Il ne faut donc pas s'étonner si la pensée, loin de s'affaiblir, prend au contraire de la force pendant le sommeil. Le somnambulisme naturel démontre la vivacité des conceptions de l'esprit pendant la nuit; mais ici l’activité mentale ne s'exerce plus sur les réalités du présent. — L'âme ne se sert plus qu'a peine des organes de relation qui la mettent en rapport avec le monde extérieur. — La force mentale paraît se replier sur elle-même, à l'exclusion des objets extérieurs, et combiner en grande partie ses impressions ressenties pendant l'état de veille. La mémoire et l'imagination retracent au somnambule avec netteté ses préoccupations, ses affections, ses idées; mais là où la mémoire, l'imagination seraient insuffisantes, le somnambule devient incapable de conception ou de tout acte extérieur.

Un sujet endormi parcourait les appartements, l’œil fixe, sans apercevoir ceux qui l'entouraient, sans se heurter aux meubles. C'était si bien la mémoire qui le guidait que si l'on changeait la place d'une chaise et si l'on mettait cet obstacle sur son passage, il donnait contre et s'éveillait.

Un soir, Castelli, en traduisant de l'italien en français, s'endormit; il continua à chercher les mots dans le dictionnaire. On éteignit sa lampe; il n'y vit plus, bien que des bougies éclairassent l'appartement. Il lui fallut rallumer sa lampe pour continuer son travail.

Le passage de l'état de veille à l'état de sommeil est lui-même très curieux; il n'est pas généralement immédiat, mais graduel. Quelquefois il fait naître des phénomènes qui présentent de l'analogie avec ceux du somnambulisme.
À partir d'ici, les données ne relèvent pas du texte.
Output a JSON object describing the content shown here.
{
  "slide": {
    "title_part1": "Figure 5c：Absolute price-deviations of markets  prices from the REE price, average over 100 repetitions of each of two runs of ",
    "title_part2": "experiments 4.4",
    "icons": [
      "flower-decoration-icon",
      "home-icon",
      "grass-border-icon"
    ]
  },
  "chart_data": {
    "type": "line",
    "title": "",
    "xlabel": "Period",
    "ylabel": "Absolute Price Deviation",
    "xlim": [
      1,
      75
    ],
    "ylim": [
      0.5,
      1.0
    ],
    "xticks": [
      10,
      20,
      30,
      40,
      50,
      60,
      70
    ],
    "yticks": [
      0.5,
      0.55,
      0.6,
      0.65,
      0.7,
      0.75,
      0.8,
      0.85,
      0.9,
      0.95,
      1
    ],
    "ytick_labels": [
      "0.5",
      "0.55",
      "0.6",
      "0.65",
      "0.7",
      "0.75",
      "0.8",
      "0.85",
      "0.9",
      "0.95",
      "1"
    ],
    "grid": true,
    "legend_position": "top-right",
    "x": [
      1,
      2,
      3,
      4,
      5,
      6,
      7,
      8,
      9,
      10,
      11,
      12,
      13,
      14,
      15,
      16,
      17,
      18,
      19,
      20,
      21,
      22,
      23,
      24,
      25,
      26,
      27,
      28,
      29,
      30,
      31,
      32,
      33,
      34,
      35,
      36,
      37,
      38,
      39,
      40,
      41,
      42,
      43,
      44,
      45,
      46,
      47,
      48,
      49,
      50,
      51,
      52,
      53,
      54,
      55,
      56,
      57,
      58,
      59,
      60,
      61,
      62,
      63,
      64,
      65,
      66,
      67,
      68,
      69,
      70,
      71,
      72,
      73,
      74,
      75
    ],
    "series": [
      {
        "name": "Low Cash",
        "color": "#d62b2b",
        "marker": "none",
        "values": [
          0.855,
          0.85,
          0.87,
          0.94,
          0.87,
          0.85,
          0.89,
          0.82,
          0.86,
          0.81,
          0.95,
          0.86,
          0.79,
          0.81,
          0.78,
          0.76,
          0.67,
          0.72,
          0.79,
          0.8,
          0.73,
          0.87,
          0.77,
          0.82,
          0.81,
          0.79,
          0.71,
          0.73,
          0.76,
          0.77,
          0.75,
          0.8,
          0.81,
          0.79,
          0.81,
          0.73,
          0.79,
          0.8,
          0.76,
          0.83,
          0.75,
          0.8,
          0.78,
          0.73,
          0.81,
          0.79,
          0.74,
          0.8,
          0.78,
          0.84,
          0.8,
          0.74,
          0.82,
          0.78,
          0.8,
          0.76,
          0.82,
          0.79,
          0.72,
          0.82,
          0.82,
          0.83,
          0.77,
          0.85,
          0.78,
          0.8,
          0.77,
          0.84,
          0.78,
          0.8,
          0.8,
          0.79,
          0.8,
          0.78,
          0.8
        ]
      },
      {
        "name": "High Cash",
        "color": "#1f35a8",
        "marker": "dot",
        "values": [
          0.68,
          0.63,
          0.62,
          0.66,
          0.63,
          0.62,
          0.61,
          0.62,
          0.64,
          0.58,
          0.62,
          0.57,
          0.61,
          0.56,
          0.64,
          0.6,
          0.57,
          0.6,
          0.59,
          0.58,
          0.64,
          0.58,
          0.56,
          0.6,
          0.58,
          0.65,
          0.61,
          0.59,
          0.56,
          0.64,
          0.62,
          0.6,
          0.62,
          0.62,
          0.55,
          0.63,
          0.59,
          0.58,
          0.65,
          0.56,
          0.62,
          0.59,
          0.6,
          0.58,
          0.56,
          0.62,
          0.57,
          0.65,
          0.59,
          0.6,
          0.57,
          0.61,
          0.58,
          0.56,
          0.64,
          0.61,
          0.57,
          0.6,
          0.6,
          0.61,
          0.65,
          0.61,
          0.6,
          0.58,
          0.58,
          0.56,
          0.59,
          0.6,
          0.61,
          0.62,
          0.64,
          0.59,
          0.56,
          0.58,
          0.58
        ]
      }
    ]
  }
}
Au réveil, il semble qu'il faille littéralement remettre la machine humaine en vitesse; c'est un moteur qui hésite à reprendre son mouvement. Au moment où nous nous endormons, au contraire, les perceptions sont encore sensibles. Nous profitons de la vitesse acquise. Dans tous les cas, l'homme n'a pas le sentiment exact de ce qui l'environne. Cet état intermédiaire n'est pas sans dangers pour l'homme; les actes qu'il commet sont souvent automatiques et il peut même avoir à en répondre devant les tribunaux. M. Legrand du Saulle cite quelques-uns de ces cas singuliers.
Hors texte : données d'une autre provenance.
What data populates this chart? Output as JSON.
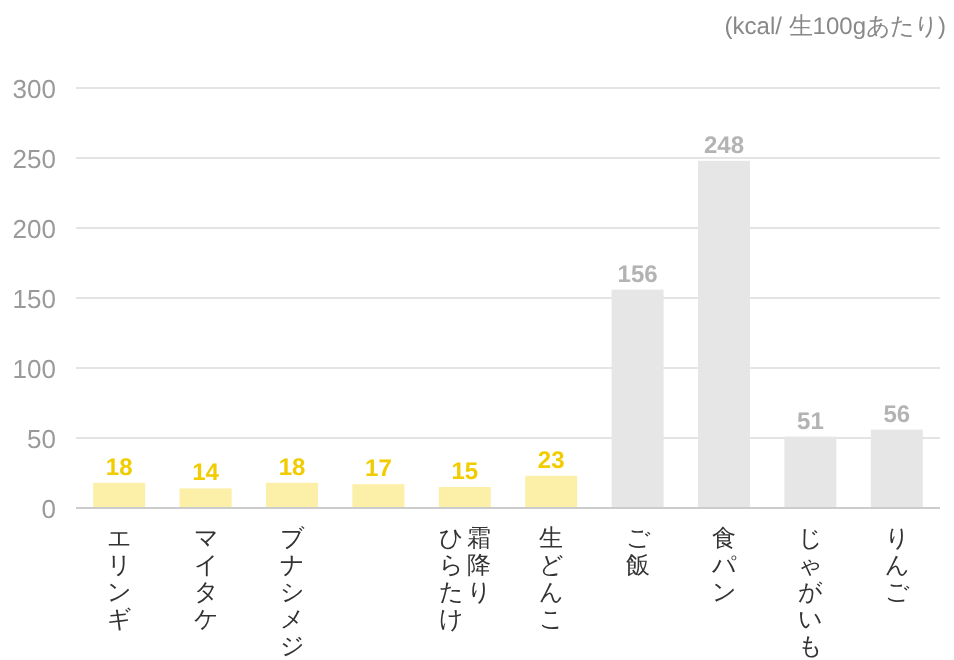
{
  "chart_data": {
    "type": "bar",
    "categories": [
      "エリンギ",
      "マイタケ",
      "ブナシメジ",
      null,
      "霜降りひらたけ",
      "生どんこ",
      "ご飯",
      "食パン",
      "じゃがいも",
      "りんご"
    ],
    "values": [
      18,
      14,
      18,
      17,
      15,
      23,
      156,
      248,
      51,
      56
    ],
    "colors": [
      "#fcefa8",
      "#fcefa8",
      "#fcefa8",
      "#fcefa8",
      "#fcefa8",
      "#fcefa8",
      "#e6e6e6",
      "#e6e6e6",
      "#e6e6e6",
      "#e6e6e6"
    ],
    "ylim": [
      0,
      300
    ],
    "yticks": [
      0,
      50,
      100,
      150,
      200,
      250,
      300
    ],
    "grid": "y",
    "data_labels": true,
    "annotations": [
      "(kcal/ 生100gあたり)"
    ]
  }
}
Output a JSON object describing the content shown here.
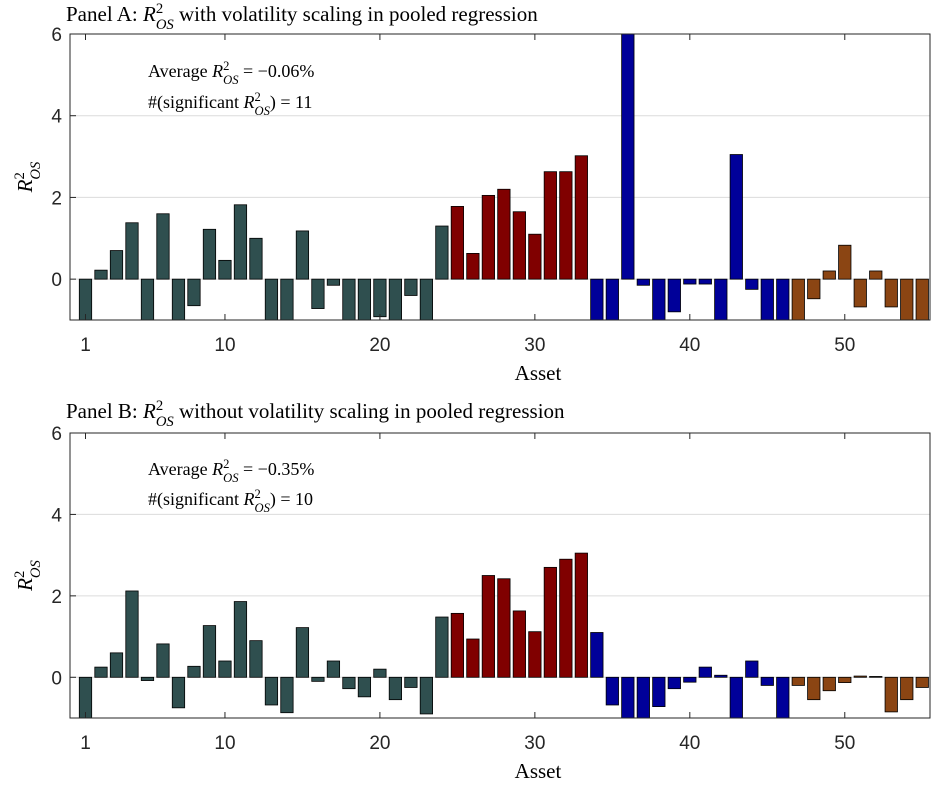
{
  "chart_data": [
    {
      "type": "bar",
      "title": [
        {
          "t": "Panel A: "
        },
        {
          "t": "R",
          "style": "italic"
        },
        {
          "t": "2",
          "pos": "sup"
        },
        {
          "t": "OS",
          "pos": "sub",
          "style": "italic"
        },
        {
          "t": " with volatility scaling in pooled regression"
        }
      ],
      "annotations": [
        [
          {
            "t": "Average "
          },
          {
            "t": "R",
            "style": "italic"
          },
          {
            "t": "2",
            "pos": "sup"
          },
          {
            "t": "OS",
            "pos": "sub",
            "style": "italic"
          },
          {
            "t": " = −0.06%"
          }
        ],
        [
          {
            "t": "#(significant "
          },
          {
            "t": "R",
            "style": "italic"
          },
          {
            "t": "2",
            "pos": "sup"
          },
          {
            "t": "OS",
            "pos": "sub",
            "style": "italic"
          },
          {
            "t": ") = 11"
          }
        ]
      ],
      "ylabel": [
        {
          "t": "R",
          "style": "italic"
        },
        {
          "t": "2",
          "pos": "sup"
        },
        {
          "t": "OS",
          "pos": "sub",
          "style": "italic"
        }
      ],
      "xlabel": "Asset",
      "xlim": [
        0,
        55.5
      ],
      "xticks": [
        1,
        10,
        20,
        30,
        40,
        50
      ],
      "ylim": [
        -1,
        6
      ],
      "yticks": [
        0,
        2,
        4,
        6
      ],
      "grid": true,
      "series": [
        {
          "color": "#2f4f4f",
          "x": [
            1,
            2,
            3,
            4,
            5,
            6,
            7,
            8,
            9,
            10,
            11,
            12,
            13,
            14,
            15,
            16,
            17,
            18,
            19,
            20,
            21,
            22,
            23,
            24
          ],
          "values": [
            -1,
            0.22,
            0.7,
            1.38,
            -1,
            1.6,
            -1,
            -0.65,
            1.22,
            0.46,
            1.82,
            1.0,
            -1,
            -1,
            1.18,
            -0.72,
            -0.15,
            -1,
            -1,
            -0.92,
            -1,
            -0.4,
            -1,
            1.3
          ]
        },
        {
          "color": "#800000",
          "x": [
            25,
            26,
            27,
            28,
            29,
            30,
            31,
            32,
            33
          ],
          "values": [
            1.78,
            0.63,
            2.05,
            2.2,
            1.65,
            1.1,
            2.63,
            2.63,
            3.02
          ]
        },
        {
          "color": "#000099",
          "x": [
            34,
            35,
            36,
            37,
            38,
            39,
            40,
            41,
            42,
            43,
            44,
            45,
            46
          ],
          "values": [
            -1,
            -1,
            6,
            -0.15,
            -1,
            -0.8,
            -0.12,
            -0.12,
            -1,
            3.05,
            -0.25,
            -1,
            -1
          ]
        },
        {
          "color": "#8b4513",
          "x": [
            47,
            48,
            49,
            50,
            51,
            52,
            53,
            54,
            55
          ],
          "values": [
            -1,
            -0.48,
            0.2,
            0.83,
            -0.68,
            0.2,
            -0.68,
            -1,
            -1
          ]
        }
      ]
    },
    {
      "type": "bar",
      "title": [
        {
          "t": "Panel B: "
        },
        {
          "t": "R",
          "style": "italic"
        },
        {
          "t": "2",
          "pos": "sup"
        },
        {
          "t": "OS",
          "pos": "sub",
          "style": "italic"
        },
        {
          "t": " without volatility scaling in pooled regression"
        }
      ],
      "annotations": [
        [
          {
            "t": "Average "
          },
          {
            "t": "R",
            "style": "italic"
          },
          {
            "t": "2",
            "pos": "sup"
          },
          {
            "t": "OS",
            "pos": "sub",
            "style": "italic"
          },
          {
            "t": " = −0.35%"
          }
        ],
        [
          {
            "t": "#(significant "
          },
          {
            "t": "R",
            "style": "italic"
          },
          {
            "t": "2",
            "pos": "sup"
          },
          {
            "t": "OS",
            "pos": "sub",
            "style": "italic"
          },
          {
            "t": ") = 10"
          }
        ]
      ],
      "ylabel": [
        {
          "t": "R",
          "style": "italic"
        },
        {
          "t": "2",
          "pos": "sup"
        },
        {
          "t": "OS",
          "pos": "sub",
          "style": "italic"
        }
      ],
      "xlabel": "Asset",
      "xlim": [
        0,
        55.5
      ],
      "xticks": [
        1,
        10,
        20,
        30,
        40,
        50
      ],
      "ylim": [
        -1,
        6
      ],
      "yticks": [
        0,
        2,
        4,
        6
      ],
      "grid": true,
      "series": [
        {
          "color": "#2f4f4f",
          "x": [
            1,
            2,
            3,
            4,
            5,
            6,
            7,
            8,
            9,
            10,
            11,
            12,
            13,
            14,
            15,
            16,
            17,
            18,
            19,
            20,
            21,
            22,
            23,
            24
          ],
          "values": [
            -1,
            0.25,
            0.6,
            2.12,
            -0.08,
            0.82,
            -0.75,
            0.27,
            1.27,
            0.4,
            1.86,
            0.9,
            -0.68,
            -0.87,
            1.22,
            -0.1,
            0.4,
            -0.28,
            -0.48,
            0.2,
            -0.55,
            -0.25,
            -0.9,
            1.48
          ]
        },
        {
          "color": "#800000",
          "x": [
            25,
            26,
            27,
            28,
            29,
            30,
            31,
            32,
            33
          ],
          "values": [
            1.57,
            0.94,
            2.5,
            2.42,
            1.63,
            1.12,
            2.7,
            2.9,
            3.05
          ]
        },
        {
          "color": "#000099",
          "x": [
            34,
            35,
            36,
            37,
            38,
            39,
            40,
            41,
            42,
            43,
            44,
            45,
            46
          ],
          "values": [
            1.1,
            -0.68,
            -1,
            -1,
            -0.72,
            -0.28,
            -0.12,
            0.25,
            0.05,
            -1,
            0.4,
            -0.2,
            -1
          ]
        },
        {
          "color": "#8b4513",
          "x": [
            47,
            48,
            49,
            50,
            51,
            52,
            53,
            54,
            55
          ],
          "values": [
            -0.2,
            -0.55,
            -0.33,
            -0.13,
            0.03,
            0.02,
            -0.85,
            -0.55,
            -0.25
          ]
        }
      ]
    }
  ]
}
Un jeune homme était souvent tourmenté par des rêves terribles. Une nuit que son père s'était levé, il entendit le grincement d'une porte. Il saisit son fusil et attendit en guettant celui dont les pas s'approchaient. Aussitôt que son père fut à portée, il le frappa en pleine poitrine.
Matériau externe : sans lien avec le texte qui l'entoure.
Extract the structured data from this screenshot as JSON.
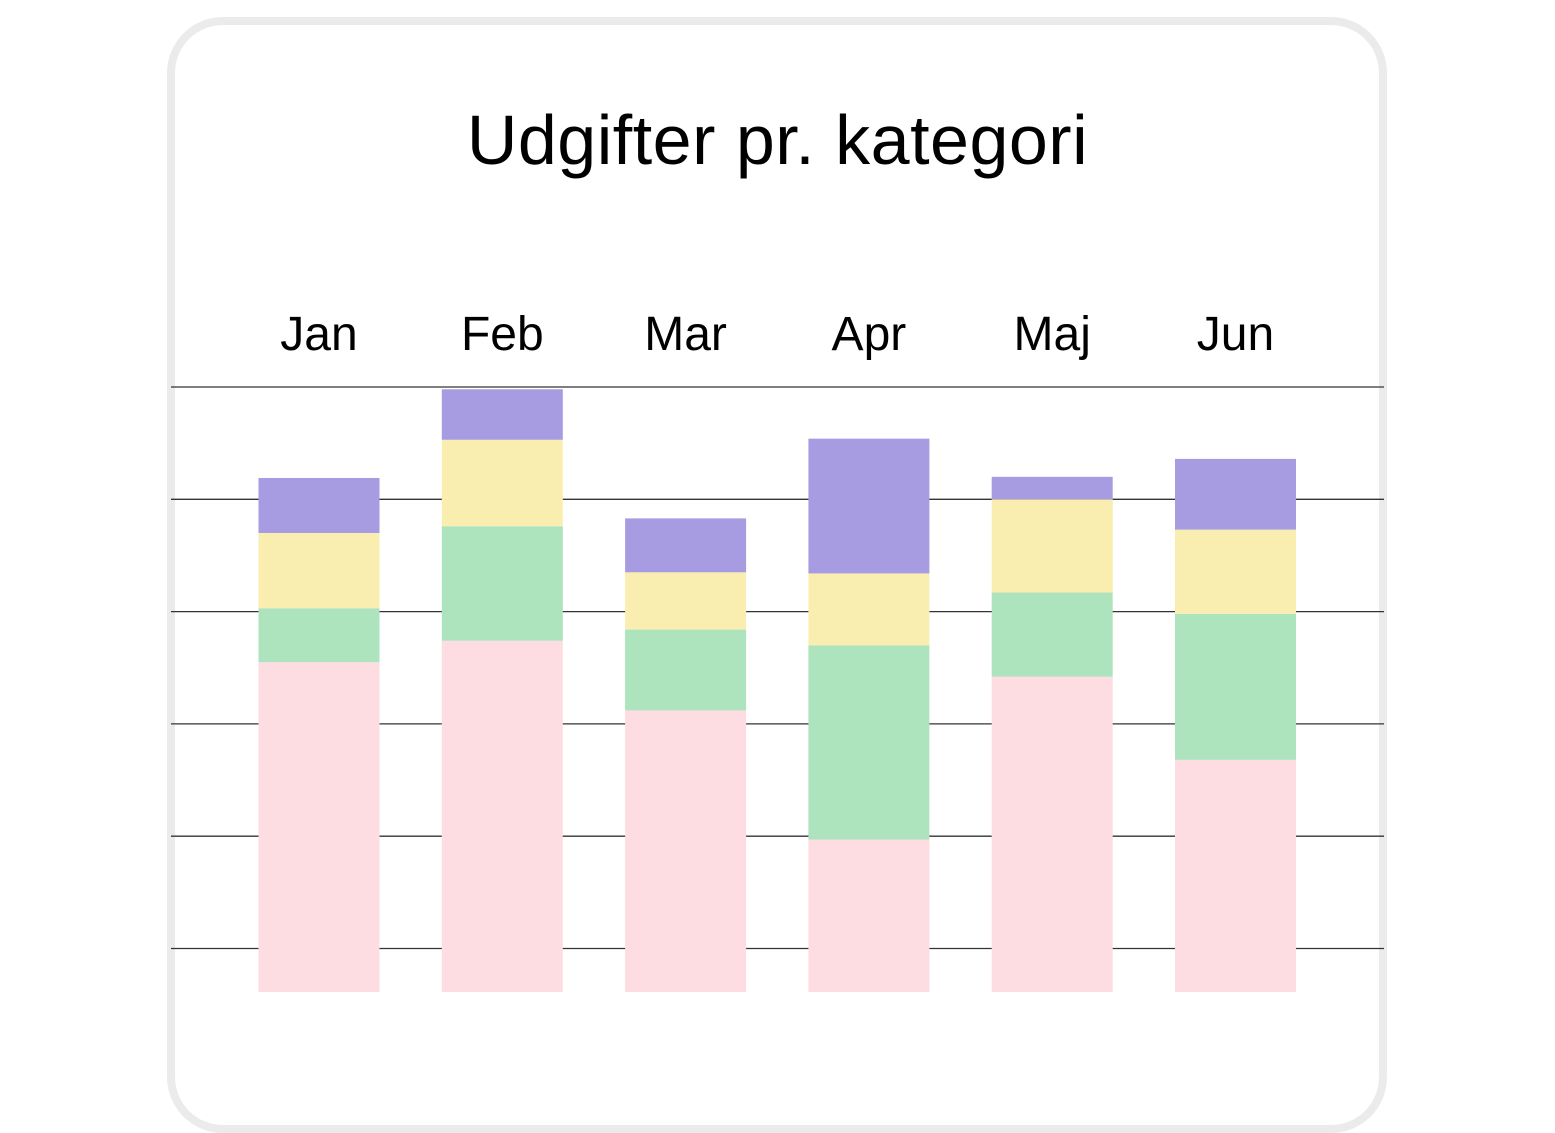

Bernard Schidmaizig, couché avec sa femme sous un hangar, s'éveille en sursaut à minuit. A côté de lui, il voit debout un fantôme. — Qui va là? crie-t-il à deux reprises. — Le fantôme au lieu de répondre marche droit sur lui. Égaré par la terreur, Schidmaizig saisit la hache qui lui servait dans le jour et frappa le spectre. Un profond soupir et le bruit que fit le corps en tombant rappela le meurtrier à la raison. Bernard Schidmaizig avait mortellement blessé sa femme.